The VRG spoke to three leading manufacturers of disodium guanylate and disodium inosinate about these common flavor enhancers. All of them reported that they produce I + G by microbial fermentation. Their growth media are all-vegetable, usually consisting mainly of tapioca starch.
The Ajinomoto product of disodium inosinate and disodium guanylate is called “Ajitide I + G.” The process was described as one in which the “nucleoside precursors” of disodium inosinate and disodium guanylate are first produced by microbial fermentation. After further processing, the end products are the nucleotides, GMP and IMP. These nucleotides are then separated from the fermentation medium, purified and crystallized. The nucleotides are approved by the United States Food and Drug Administration (FDA) for food use. “The product does not contain animal products…” according to company documents.

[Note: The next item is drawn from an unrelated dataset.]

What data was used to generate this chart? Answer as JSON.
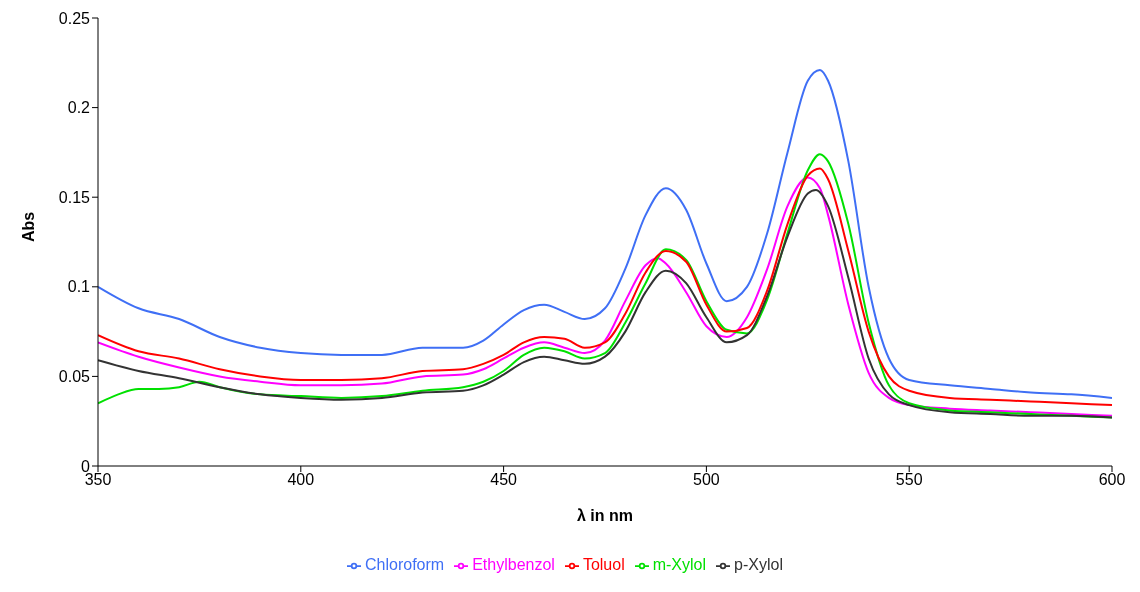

One of our sources in the regulatory affairs department of her company that produces I + G from yeast stated that since they are flavor products of a natural process, “they can be labeled [on a food package] as ‘natural flavors.’ There’s no need to list them as ‘disodium inosinate’ or disodium guanylate.’”
A manufacturer of hydrolyzed vegetable protein (HVP) told us that when his company adds disodium inosinate (as a flavor enhancer) to a TVP product that he sells to another company, it is clearly stated on his label. He did not know, however, if his buyer, by federal regulation, must state on the label of the final food product that disodium inosinate is present. Interested readers may wish to inquire with food companies if they have questions about the “natural flavors” or the “flavor enhancers” used in food products but which may or may not appear as an ingredient on the label.

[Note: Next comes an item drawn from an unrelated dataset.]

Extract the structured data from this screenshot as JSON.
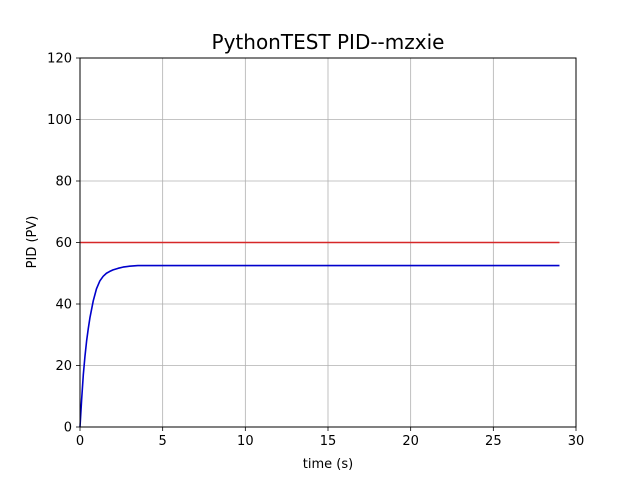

I + G is usually used in conjunction with monosodium glutamate (MSG), yeast extracts, and/or HVP. In the yeast extracts and HVP, their glutamates combine with salt present in the food to form MSG. The glutamates also combine with I + G to produce a greater savory taste. In many cases, a synergistic flavor profile results which means the resulting savoriness is more than the sum of each component’s contribution to the taste if used separately. I + G, MSG, HVP and yeast extracts are often used in soups, sauces, and seasonings as well as in fast food and packaged rice or noodle premixes. I + G may also be used alone to enhance flavor as long as the food item is high in natural glutamates (tomatoes, Parmesan cheese, etc.)
The use of all these ingredients, by themselves or in some combination, usually permits the reduction of the total sodium chloride (salt) content of the packaged premix or prepared food while enhancing the food’s salty and savory flavors.